In her interviews, Oprah often likes to ask people a thought-provoking question: What is one thing you know for sure?
I’m an agnostic about most things, and a scientist at heart. I know I’m not omniscient, and I know the difference between “know” and “believe.” While I have strongly held opinions on many topics, I know there’s room to grow.
After all, as TED Talker Kathryn Schulz showed us, being wrong feels exactly the same as being right (up until we find out we were wrong, anyway).
Having said that, though, there’s one thing I’m pretty certain about.
We can’t learn anyone’s lessons for them.
A few years back a friend of mine was in a relationship that I knew would never work out. I could see exactly where it was going and I knew it was doomed.
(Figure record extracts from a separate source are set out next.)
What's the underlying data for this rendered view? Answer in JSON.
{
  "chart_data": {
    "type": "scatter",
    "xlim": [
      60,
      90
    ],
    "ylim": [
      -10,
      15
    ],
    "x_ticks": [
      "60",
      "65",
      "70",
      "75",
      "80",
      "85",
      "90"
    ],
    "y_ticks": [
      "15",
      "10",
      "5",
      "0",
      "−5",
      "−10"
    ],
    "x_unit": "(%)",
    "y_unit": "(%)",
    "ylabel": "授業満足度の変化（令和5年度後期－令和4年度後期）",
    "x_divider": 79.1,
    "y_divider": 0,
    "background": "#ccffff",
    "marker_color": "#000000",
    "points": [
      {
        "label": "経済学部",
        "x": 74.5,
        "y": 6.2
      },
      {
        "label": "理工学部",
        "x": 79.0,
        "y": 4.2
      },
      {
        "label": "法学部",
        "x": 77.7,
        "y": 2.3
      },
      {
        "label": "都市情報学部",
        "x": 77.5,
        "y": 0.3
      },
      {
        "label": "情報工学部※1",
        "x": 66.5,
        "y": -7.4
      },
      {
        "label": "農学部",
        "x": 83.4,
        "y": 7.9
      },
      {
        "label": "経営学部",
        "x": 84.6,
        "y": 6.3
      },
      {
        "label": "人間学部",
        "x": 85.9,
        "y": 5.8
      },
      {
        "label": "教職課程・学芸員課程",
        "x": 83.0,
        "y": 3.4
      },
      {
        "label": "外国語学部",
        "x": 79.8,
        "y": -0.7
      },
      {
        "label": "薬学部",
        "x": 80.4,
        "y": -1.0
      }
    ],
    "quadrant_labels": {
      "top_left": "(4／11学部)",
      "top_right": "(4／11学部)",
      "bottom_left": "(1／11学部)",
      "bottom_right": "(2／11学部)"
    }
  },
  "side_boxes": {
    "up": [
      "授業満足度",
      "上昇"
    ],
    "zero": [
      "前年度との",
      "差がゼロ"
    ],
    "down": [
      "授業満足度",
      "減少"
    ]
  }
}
She, however, was floating on air and dreams, and saw only hope.
I could have stepped in and quashed her fantasy; after all, I had seen it many times before and I knew the ending to that story.
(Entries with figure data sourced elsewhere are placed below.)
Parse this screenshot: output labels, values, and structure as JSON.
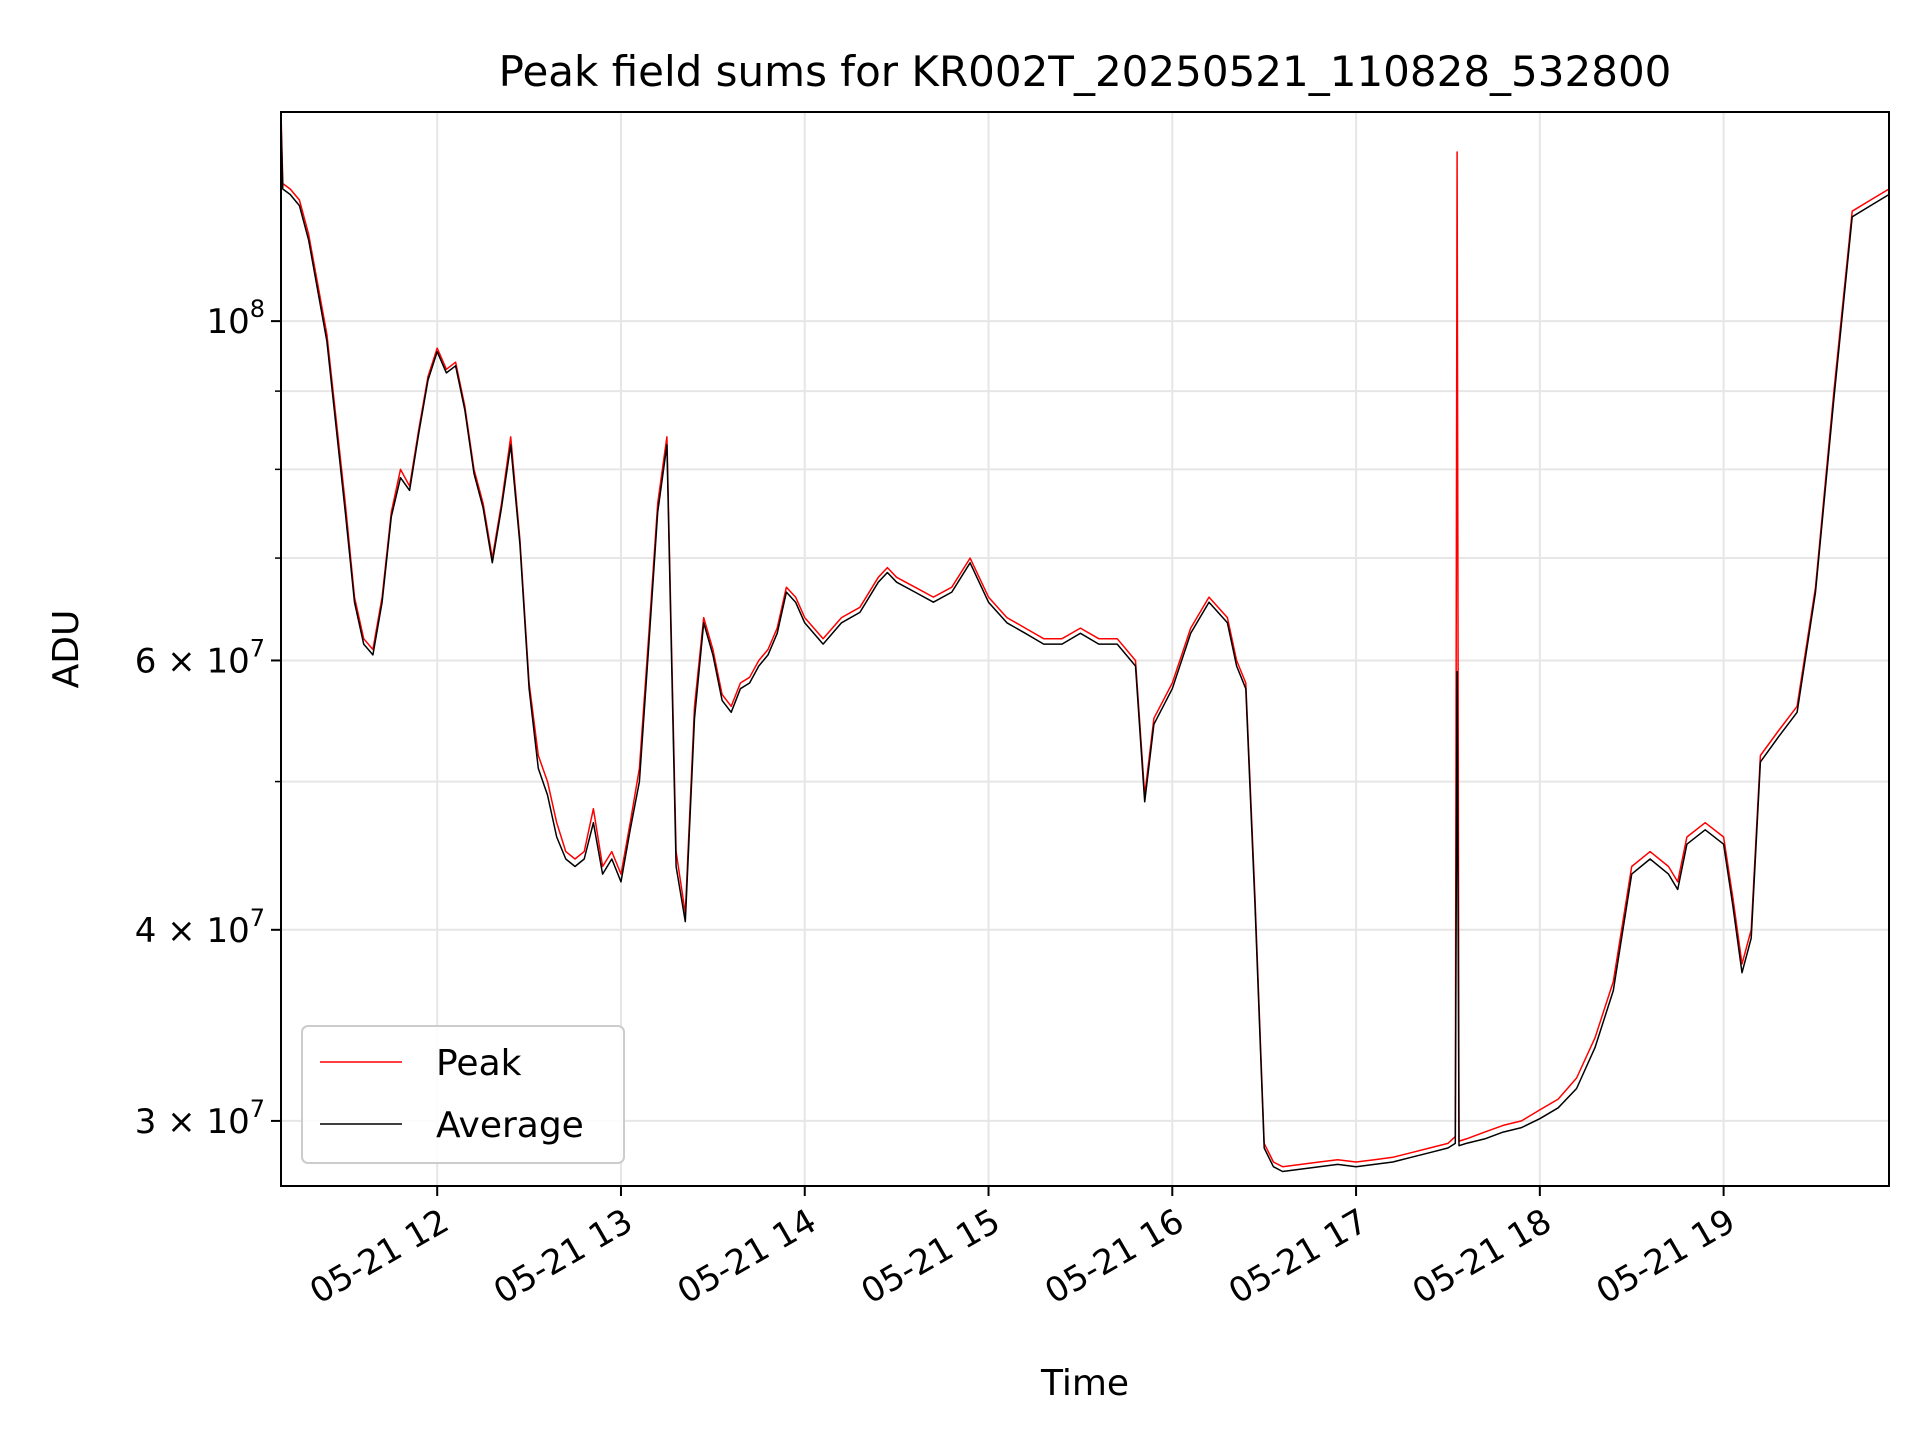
{
  "chart_data": {
    "type": "line",
    "title": "Peak field sums for KR002T_20250521_110828_532800",
    "xlabel": "Time",
    "ylabel": "ADU",
    "yscale": "log",
    "xlim": [
      11.15,
      19.9
    ],
    "ylim": [
      27200000,
      137000000
    ],
    "x_ticks": [
      {
        "value": 12,
        "label": "05-21 12"
      },
      {
        "value": 13,
        "label": "05-21 13"
      },
      {
        "value": 14,
        "label": "05-21 14"
      },
      {
        "value": 15,
        "label": "05-21 15"
      },
      {
        "value": 16,
        "label": "05-21 16"
      },
      {
        "value": 17,
        "label": "05-21 17"
      },
      {
        "value": 18,
        "label": "05-21 18"
      },
      {
        "value": 19,
        "label": "05-21 19"
      }
    ],
    "y_ticks": [
      {
        "value": 100000000,
        "base": "10",
        "exp": "8"
      },
      {
        "value": 60000000,
        "base": "6 × 10",
        "exp": "7"
      },
      {
        "value": 40000000,
        "base": "4 × 10",
        "exp": "7"
      },
      {
        "value": 30000000,
        "base": "3 × 10",
        "exp": "7"
      }
    ],
    "y_minor_ticks": [
      50000000,
      70000000,
      80000000,
      90000000
    ],
    "grid": true,
    "legend_position": "lower-left",
    "legend": [
      {
        "name": "Peak",
        "color": "#ff0000"
      },
      {
        "name": "Average",
        "color": "#000000"
      }
    ],
    "series": [
      {
        "name": "Peak",
        "color": "#ff0000",
        "x": [
          11.15,
          11.16,
          11.2,
          11.25,
          11.3,
          11.4,
          11.5,
          11.55,
          11.6,
          11.65,
          11.7,
          11.75,
          11.8,
          11.85,
          11.9,
          11.95,
          12.0,
          12.05,
          12.1,
          12.15,
          12.2,
          12.25,
          12.3,
          12.35,
          12.4,
          12.45,
          12.5,
          12.55,
          12.6,
          12.65,
          12.7,
          12.75,
          12.8,
          12.85,
          12.9,
          12.95,
          13.0,
          13.05,
          13.1,
          13.15,
          13.2,
          13.25,
          13.3,
          13.35,
          13.4,
          13.45,
          13.5,
          13.55,
          13.6,
          13.65,
          13.7,
          13.75,
          13.8,
          13.85,
          13.9,
          13.95,
          14.0,
          14.1,
          14.2,
          14.3,
          14.4,
          14.45,
          14.5,
          14.6,
          14.7,
          14.8,
          14.9,
          15.0,
          15.1,
          15.2,
          15.3,
          15.4,
          15.5,
          15.6,
          15.7,
          15.8,
          15.85,
          15.9,
          16.0,
          16.1,
          16.2,
          16.3,
          16.35,
          16.4,
          16.45,
          16.5,
          16.55,
          16.6,
          16.7,
          16.8,
          16.9,
          17.0,
          17.1,
          17.2,
          17.3,
          17.4,
          17.5,
          17.54,
          17.55,
          17.56,
          17.6,
          17.7,
          17.8,
          17.9,
          18.0,
          18.1,
          18.2,
          18.3,
          18.4,
          18.5,
          18.6,
          18.7,
          18.75,
          18.8,
          18.9,
          19.0,
          19.05,
          19.1,
          19.15,
          19.2,
          19.3,
          19.4,
          19.5,
          19.6,
          19.7,
          19.8,
          19.9
        ],
        "y": [
          137000000,
          123000000,
          122000000,
          120000000,
          114000000,
          98000000,
          76000000,
          66000000,
          62000000,
          61000000,
          66000000,
          75000000,
          80000000,
          78000000,
          85000000,
          92000000,
          96000000,
          93000000,
          94000000,
          88000000,
          80000000,
          76000000,
          70000000,
          76000000,
          84000000,
          72000000,
          58000000,
          52000000,
          50000000,
          47000000,
          45000000,
          44500000,
          45000000,
          48000000,
          44000000,
          45000000,
          43500000,
          47000000,
          51000000,
          62000000,
          76000000,
          84000000,
          45000000,
          41000000,
          56000000,
          64000000,
          61000000,
          57000000,
          56000000,
          58000000,
          58500000,
          60000000,
          61000000,
          63000000,
          67000000,
          66000000,
          64000000,
          62000000,
          64000000,
          65000000,
          68000000,
          69000000,
          68000000,
          67000000,
          66000000,
          67000000,
          70000000,
          66000000,
          64000000,
          63000000,
          62000000,
          62000000,
          63000000,
          62000000,
          62000000,
          60000000,
          49000000,
          55000000,
          58000000,
          63000000,
          66000000,
          64000000,
          60000000,
          58000000,
          42000000,
          29000000,
          28200000,
          28000000,
          28100000,
          28200000,
          28300000,
          28200000,
          28300000,
          28400000,
          28600000,
          28800000,
          29000000,
          29300000,
          129000000,
          29100000,
          29200000,
          29500000,
          29800000,
          30000000,
          30500000,
          31000000,
          32000000,
          34000000,
          37000000,
          44000000,
          45000000,
          44000000,
          43000000,
          46000000,
          47000000,
          46000000,
          42000000,
          38000000,
          40000000,
          52000000,
          54000000,
          56000000,
          67000000,
          90000000,
          118000000,
          120000000,
          122000000
        ]
      },
      {
        "name": "Average",
        "color": "#000000",
        "x": [
          11.15,
          11.16,
          11.2,
          11.25,
          11.3,
          11.4,
          11.5,
          11.55,
          11.6,
          11.65,
          11.7,
          11.75,
          11.8,
          11.85,
          11.9,
          11.95,
          12.0,
          12.05,
          12.1,
          12.15,
          12.2,
          12.25,
          12.3,
          12.35,
          12.4,
          12.45,
          12.5,
          12.55,
          12.6,
          12.65,
          12.7,
          12.75,
          12.8,
          12.85,
          12.9,
          12.95,
          13.0,
          13.05,
          13.1,
          13.15,
          13.2,
          13.25,
          13.3,
          13.35,
          13.4,
          13.45,
          13.5,
          13.55,
          13.6,
          13.65,
          13.7,
          13.75,
          13.8,
          13.85,
          13.9,
          13.95,
          14.0,
          14.1,
          14.2,
          14.3,
          14.4,
          14.45,
          14.5,
          14.6,
          14.7,
          14.8,
          14.9,
          15.0,
          15.1,
          15.2,
          15.3,
          15.4,
          15.5,
          15.6,
          15.7,
          15.8,
          15.85,
          15.9,
          16.0,
          16.1,
          16.2,
          16.3,
          16.35,
          16.4,
          16.45,
          16.5,
          16.55,
          16.6,
          16.7,
          16.8,
          16.9,
          17.0,
          17.1,
          17.2,
          17.3,
          17.4,
          17.5,
          17.54,
          17.55,
          17.56,
          17.6,
          17.7,
          17.8,
          17.9,
          18.0,
          18.1,
          18.2,
          18.3,
          18.4,
          18.5,
          18.6,
          18.7,
          18.75,
          18.8,
          18.9,
          19.0,
          19.05,
          19.1,
          19.15,
          19.2,
          19.3,
          19.4,
          19.5,
          19.6,
          19.7,
          19.8,
          19.9
        ],
        "y": [
          135000000,
          122000000,
          121000000,
          119000000,
          113000000,
          97000000,
          75000000,
          65500000,
          61500000,
          60500000,
          65500000,
          74500000,
          79000000,
          77500000,
          84500000,
          91500000,
          95500000,
          92500000,
          93500000,
          87500000,
          79500000,
          75500000,
          69500000,
          75500000,
          83000000,
          71500000,
          57500000,
          51000000,
          49000000,
          46000000,
          44500000,
          44000000,
          44500000,
          47000000,
          43500000,
          44500000,
          43000000,
          46500000,
          50000000,
          61000000,
          75000000,
          83000000,
          44000000,
          40500000,
          55000000,
          63500000,
          60500000,
          56500000,
          55500000,
          57500000,
          58000000,
          59500000,
          60500000,
          62500000,
          66500000,
          65500000,
          63500000,
          61500000,
          63500000,
          64500000,
          67500000,
          68500000,
          67500000,
          66500000,
          65500000,
          66500000,
          69500000,
          65500000,
          63500000,
          62500000,
          61500000,
          61500000,
          62500000,
          61500000,
          61500000,
          59500000,
          48500000,
          54500000,
          57500000,
          62500000,
          65500000,
          63500000,
          59500000,
          57500000,
          41500000,
          28800000,
          28000000,
          27800000,
          27900000,
          28000000,
          28100000,
          28000000,
          28100000,
          28200000,
          28400000,
          28600000,
          28800000,
          29000000,
          59000000,
          28900000,
          29000000,
          29200000,
          29500000,
          29700000,
          30100000,
          30600000,
          31500000,
          33500000,
          36500000,
          43500000,
          44500000,
          43500000,
          42500000,
          45500000,
          46500000,
          45500000,
          41500000,
          37500000,
          39500000,
          51500000,
          53500000,
          55500000,
          66500000,
          89000000,
          117000000,
          119000000,
          121000000
        ]
      }
    ]
  }
}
But also—from experience—I knew she wouldn’t listen. See above: being wrong feels the same as being right. She was convinced she was on the right track.
And what’s more, who was I to decide I knew better? Or, who was I to assume I knew what lesson she needed to learn? Who was I to believe I knew how it would turn out?
When we see someone we care about traveling down what seems to be a dangerous road, we want to step in with our sage advice. We don’t want to see the ones we love fall. We want to protect them, keep them safe, prevent them from ever being hurt. Even though it is by falling, by being hurt, that we ourselves have learned our best lessons.
Of course if someone asks for our opinion, we can give it. We can always share the wisdom of our experience, and our own fears for what lies ahead. But in the end, we can’t learn someone else’s lessons for them.
The best we can do is to let them fall on their own terms, and, if it turns out we were right, then be there with our whole hearts and our unconditional love to help pick them back up.